Desde 2002, quando Paranapiacaba foi tombada como patrimônio nacional pelo IPHAN (Instituto do Patrimônio Histórico e Artístico Nacional), o trenzinho circula pela Vila. Em 2005, Gersino, que cogita acabar com a iniciativa, obteve alvará para circular pela rota de serviços. Aparentando tristeza, o proprietário do trenzinho estranhou a postura da Administração. Durante os dois últimos festivais, o trenzinho levou cerca de 2 mil pessoas para passear. A maioria crianças ou idosos impossibilitados de caminhar.
“Não me deram qualquer explicação. Apenas disseram que nem cogitaram a participação do trem no festival. Não vou me calar. Adoro meu trabalho. Acredito que existam questões políticas por trás desta história”, lamentou Gersino.
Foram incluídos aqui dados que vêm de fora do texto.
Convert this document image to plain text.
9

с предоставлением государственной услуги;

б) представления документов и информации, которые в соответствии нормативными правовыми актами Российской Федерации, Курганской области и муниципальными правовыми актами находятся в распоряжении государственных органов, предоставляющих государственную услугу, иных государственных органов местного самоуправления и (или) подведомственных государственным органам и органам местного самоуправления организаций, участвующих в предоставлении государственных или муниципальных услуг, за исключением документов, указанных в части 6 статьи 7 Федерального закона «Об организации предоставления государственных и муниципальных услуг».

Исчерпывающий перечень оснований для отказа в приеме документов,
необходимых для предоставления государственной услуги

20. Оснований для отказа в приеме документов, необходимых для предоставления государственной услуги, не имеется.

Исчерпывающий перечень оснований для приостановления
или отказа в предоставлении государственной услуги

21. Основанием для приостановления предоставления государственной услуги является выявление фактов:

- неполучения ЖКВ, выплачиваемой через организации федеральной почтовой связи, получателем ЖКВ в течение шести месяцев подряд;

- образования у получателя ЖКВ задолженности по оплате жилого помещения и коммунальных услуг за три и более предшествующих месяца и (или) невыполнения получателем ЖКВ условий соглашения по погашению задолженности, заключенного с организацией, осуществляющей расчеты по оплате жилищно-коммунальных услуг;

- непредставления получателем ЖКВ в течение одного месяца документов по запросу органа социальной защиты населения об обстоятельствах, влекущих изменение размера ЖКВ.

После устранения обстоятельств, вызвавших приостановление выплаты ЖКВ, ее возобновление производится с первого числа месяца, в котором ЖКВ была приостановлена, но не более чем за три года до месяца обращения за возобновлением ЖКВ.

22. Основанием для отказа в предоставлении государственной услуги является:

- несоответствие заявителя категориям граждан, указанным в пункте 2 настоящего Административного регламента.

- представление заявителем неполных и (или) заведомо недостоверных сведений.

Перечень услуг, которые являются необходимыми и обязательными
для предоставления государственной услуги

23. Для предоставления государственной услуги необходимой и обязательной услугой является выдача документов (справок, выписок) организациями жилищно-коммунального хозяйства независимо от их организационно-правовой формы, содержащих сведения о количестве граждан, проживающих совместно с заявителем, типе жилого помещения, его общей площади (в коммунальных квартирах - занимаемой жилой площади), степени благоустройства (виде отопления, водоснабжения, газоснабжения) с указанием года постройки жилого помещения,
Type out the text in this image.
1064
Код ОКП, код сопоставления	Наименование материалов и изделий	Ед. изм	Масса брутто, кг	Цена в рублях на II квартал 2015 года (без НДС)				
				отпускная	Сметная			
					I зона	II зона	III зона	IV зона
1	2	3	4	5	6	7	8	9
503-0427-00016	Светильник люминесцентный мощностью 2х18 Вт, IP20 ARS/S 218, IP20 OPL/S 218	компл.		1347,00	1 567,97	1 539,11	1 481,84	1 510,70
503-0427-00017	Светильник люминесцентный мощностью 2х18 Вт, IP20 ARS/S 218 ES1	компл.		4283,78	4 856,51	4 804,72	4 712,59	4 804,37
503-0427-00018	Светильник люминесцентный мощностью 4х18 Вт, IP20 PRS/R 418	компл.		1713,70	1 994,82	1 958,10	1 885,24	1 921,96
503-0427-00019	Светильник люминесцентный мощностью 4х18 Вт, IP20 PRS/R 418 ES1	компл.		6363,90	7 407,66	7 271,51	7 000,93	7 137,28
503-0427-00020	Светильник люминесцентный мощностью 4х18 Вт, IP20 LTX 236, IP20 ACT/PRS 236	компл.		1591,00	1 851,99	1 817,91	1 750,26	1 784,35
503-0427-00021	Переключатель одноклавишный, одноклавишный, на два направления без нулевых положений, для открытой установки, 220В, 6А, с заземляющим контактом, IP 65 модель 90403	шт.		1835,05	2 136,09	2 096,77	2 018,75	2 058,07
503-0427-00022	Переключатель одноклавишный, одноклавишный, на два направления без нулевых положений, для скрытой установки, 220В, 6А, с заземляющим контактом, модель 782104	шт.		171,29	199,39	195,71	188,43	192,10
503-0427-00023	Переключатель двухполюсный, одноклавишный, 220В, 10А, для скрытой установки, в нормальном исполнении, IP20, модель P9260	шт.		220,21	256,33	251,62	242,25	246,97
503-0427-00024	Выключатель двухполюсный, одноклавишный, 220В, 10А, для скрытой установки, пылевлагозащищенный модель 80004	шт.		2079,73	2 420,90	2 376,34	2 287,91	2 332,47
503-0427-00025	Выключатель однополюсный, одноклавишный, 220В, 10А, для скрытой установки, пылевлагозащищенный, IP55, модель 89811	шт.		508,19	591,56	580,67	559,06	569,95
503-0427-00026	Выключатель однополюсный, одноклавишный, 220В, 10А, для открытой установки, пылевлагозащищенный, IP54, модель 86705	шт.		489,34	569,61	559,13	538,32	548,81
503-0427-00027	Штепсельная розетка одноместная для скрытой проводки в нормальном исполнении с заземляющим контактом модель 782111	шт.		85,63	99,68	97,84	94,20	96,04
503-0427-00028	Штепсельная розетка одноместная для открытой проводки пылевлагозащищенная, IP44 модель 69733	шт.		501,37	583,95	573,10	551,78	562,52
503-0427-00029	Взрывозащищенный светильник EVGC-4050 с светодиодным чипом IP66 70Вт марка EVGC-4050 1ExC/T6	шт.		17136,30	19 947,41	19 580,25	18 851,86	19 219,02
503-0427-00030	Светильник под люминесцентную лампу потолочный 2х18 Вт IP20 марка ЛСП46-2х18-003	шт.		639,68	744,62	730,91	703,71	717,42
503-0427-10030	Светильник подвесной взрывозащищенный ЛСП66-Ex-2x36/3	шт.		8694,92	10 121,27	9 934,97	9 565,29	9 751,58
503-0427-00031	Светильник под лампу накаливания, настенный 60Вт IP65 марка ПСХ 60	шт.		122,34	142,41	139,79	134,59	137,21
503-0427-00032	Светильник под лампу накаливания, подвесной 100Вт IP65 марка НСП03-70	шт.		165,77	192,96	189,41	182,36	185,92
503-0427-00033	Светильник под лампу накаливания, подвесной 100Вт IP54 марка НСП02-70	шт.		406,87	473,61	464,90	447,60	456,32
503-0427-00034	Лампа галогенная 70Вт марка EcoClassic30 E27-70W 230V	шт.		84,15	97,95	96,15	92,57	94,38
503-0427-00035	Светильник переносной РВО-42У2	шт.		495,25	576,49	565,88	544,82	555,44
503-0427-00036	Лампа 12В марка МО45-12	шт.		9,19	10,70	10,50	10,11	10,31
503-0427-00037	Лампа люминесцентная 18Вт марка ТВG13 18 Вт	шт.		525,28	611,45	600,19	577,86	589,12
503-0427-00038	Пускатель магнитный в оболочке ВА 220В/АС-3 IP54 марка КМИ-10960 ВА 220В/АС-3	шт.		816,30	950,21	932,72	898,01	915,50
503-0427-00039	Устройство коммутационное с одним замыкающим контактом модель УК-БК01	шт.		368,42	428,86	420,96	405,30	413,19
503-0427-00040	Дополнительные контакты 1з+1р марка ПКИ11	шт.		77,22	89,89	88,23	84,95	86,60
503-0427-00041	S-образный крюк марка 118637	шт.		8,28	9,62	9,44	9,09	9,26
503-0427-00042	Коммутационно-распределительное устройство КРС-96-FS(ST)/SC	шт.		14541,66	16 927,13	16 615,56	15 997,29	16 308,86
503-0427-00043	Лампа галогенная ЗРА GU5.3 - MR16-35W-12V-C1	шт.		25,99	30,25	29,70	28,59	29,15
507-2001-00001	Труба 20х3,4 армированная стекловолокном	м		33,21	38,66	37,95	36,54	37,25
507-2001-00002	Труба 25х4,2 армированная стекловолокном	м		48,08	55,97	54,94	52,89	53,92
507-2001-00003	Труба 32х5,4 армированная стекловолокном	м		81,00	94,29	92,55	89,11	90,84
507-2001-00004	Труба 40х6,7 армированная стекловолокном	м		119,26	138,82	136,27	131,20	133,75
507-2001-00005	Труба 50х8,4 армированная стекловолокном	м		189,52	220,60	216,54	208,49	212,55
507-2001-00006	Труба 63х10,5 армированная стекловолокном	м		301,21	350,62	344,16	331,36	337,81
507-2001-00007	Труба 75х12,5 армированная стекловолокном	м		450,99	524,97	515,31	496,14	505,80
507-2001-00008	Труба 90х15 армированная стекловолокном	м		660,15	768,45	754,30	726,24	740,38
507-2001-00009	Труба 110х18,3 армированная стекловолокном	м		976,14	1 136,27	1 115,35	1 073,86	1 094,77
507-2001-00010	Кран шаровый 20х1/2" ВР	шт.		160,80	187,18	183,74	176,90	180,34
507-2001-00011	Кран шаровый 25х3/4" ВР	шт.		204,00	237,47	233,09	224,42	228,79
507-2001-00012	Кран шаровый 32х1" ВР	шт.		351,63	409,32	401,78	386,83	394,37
O dono do trenzinho também encaminhou por escrito um ofício à Prefeitura a fim de obter informações oficiais sobre a extinção do passeio. No sábado (11/07), início do festival, Gersino insistiu em rodar com o trem, pois tinha um passeio marcado com um grupo de idosos vindos da Capital. O tour foi desmarcado e Gersino, quase preso. “Chegou o pessoal do trânsito e disseram que eu não poderia trabalhar. Não entendi, pedi explicações, aí eles chamaram um funcionário da Prefeitura que me disse: ‘recolhe esse trem senão eu chamo a PM e se você for boca dura te dou voz de prisão’. Foram muito agressivos”, afirmou.
Procurada, a Prefeitura não respondeu à reportagem do ABCD MAIOR.
Solidariedade - Aidan também inviabilizou a participação dos empreendedores da economia solidária. A Administração cobrou R$ 2 mil pela exploração de cada uma das barracas abertas para o evento, o que impediu a participação das associações. Na gestão anterior, a economia solidária pagava apenas R$ 150.